Verbals Gerunds, participles, and infinitives are all verbals. Words or phrases formed from verbs, verbals are used as another part of speech (noun, adjective, adverb).
Gerund Gerunds are formed by adding –ing to a verb and function as a noun. Reading is my favorite pastime. (subject) I enjoy reading. (direct object) A love of reading will result in a lifetime of learning. (object of the preposition) Ill give reading a chance this year. (indirect object) My favorite pastime is reading. (subject complement)
Participle Participles are formed by adding –ing, -en, or –ed to a verb. They function as adjectives. The frightened puppy cowered in the corner. A thunderstorm can be a frightening experience for young children. The spoken word lingers in the mind long after it has faded from the ear. All of the red words are participles, and they are all working as adjectives. What are they modifying/describing?
Infinitive Infinitives are formed by adding to to a verb. Infinitives can function as a noun, adjective, or adverb. He lacked the strength to resist. (adjective) We must study to learn. (adverb) To wait seemed foolish when action was clearly in order. (noun / subject) He wants to dance. (noun / direct object) His dream is to sing. (noun / subj. complement)
Phrases When words are added to the gerund, participle, or infinitive in order to complete the idea, its called a phrase: gerund phrase, participial phrase, infinitive phrase. Listening to her iPod at full volume, Caroline failed to hear the blaring horn of the approaching bus. What kind of phrase is hi-lighted in orange? What is its function in the sentence? Can you identify any other verbals in this sentence?
Listening to her iPod at full volume, Caroline failed to hear the blaring horn of the approaching bus. Ask yourself, What is this phrase doing in the sentence? Its describing or telling us something about Caroline, a person, a noun so its working as AN ADJECTIVE! So we know its… A PARTICIPIAL PHRASE!

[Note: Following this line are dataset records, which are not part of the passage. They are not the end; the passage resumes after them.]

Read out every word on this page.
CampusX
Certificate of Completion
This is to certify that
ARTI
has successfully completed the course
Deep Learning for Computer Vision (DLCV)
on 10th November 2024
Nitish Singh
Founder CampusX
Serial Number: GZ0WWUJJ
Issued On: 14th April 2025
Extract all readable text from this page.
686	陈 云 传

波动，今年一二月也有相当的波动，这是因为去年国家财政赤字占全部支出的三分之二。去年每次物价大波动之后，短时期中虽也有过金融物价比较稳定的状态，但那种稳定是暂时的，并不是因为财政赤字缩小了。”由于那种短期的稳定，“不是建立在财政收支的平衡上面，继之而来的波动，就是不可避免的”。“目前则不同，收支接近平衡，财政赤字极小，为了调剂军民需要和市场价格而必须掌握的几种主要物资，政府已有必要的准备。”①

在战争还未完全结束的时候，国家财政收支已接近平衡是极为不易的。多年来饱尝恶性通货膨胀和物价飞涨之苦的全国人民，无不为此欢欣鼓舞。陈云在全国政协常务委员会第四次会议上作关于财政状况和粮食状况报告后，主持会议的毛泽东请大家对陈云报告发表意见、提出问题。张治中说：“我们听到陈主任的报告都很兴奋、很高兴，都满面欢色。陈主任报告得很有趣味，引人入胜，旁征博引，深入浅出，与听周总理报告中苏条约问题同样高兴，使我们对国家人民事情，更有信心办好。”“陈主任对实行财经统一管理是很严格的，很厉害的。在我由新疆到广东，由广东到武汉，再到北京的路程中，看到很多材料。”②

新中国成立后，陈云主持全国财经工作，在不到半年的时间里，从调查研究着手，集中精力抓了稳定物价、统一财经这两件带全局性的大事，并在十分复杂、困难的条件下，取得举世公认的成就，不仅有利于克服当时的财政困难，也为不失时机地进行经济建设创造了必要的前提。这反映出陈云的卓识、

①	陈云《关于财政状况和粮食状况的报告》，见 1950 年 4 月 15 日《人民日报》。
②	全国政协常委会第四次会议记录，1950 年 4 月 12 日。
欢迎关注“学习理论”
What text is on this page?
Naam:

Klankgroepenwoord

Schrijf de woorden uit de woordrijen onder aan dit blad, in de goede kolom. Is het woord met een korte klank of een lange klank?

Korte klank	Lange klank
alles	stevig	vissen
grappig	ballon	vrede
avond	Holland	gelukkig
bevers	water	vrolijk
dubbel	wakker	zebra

I enjoy listening to many types of music. What kind of phrase it? First, ask your question. What is this phrase doing in the sentence? Its telling us WHAT I enjoy. WHAT indicates a thing, a noun. Its working as A NOUN. And since its telling us what I enjoy, its a DIRECT OBJECT. So what is it? A GERUND PHRASE!
How else can a gerund function in a sentence? Subject: Taking a walk on a crisp autumn day is one of my favorite pastimes. Object of the preposition: When attending a concert, you should refrain from singing at the top of your lungs. Nobody paid $90 to hear YOU sing. Subject complement: The scariest event of my life was learning that my son had cancer.
Can you identify the infinitive phrase and how it functions in the sentence?
Everyone wanted to be team captain. Is it working as a noun, adjective, or adverb? A noun! It tells us WHAT everyone wanted. Its working as the direct object of the verb wanted. I have no desire to see that movie. Is it working as a noun, adjective, or adverb? An adjective! It describes desire. We are studying gerunds, participles, and infinitives to improve our writing. We are studying gerunds, participles, and infinitives to improve our writing. Is it working as a noun, adjective, or adverb? An adverb! It tells WHY we are studying gerunds, participles, and infinitives.
REMEMBER GERUNDS - ALWAYS work as nouns. - end in –ing - can function as subject, direct object, indirect object, subject complement, or object of the preposition.
REMEMBER PARTICIPLES - ALWAYS work as adjectives - are verb forms ending in –ing, -ed, or –en
REMEMBER INFINITIVES - are verbs preceded by to: to eat, to sleep, to drink. - Be careful not to confuse a prepositional phrase for an infinitive phrase: I went to the store. - Infinitives can work as nouns, adjectives, or adverbs.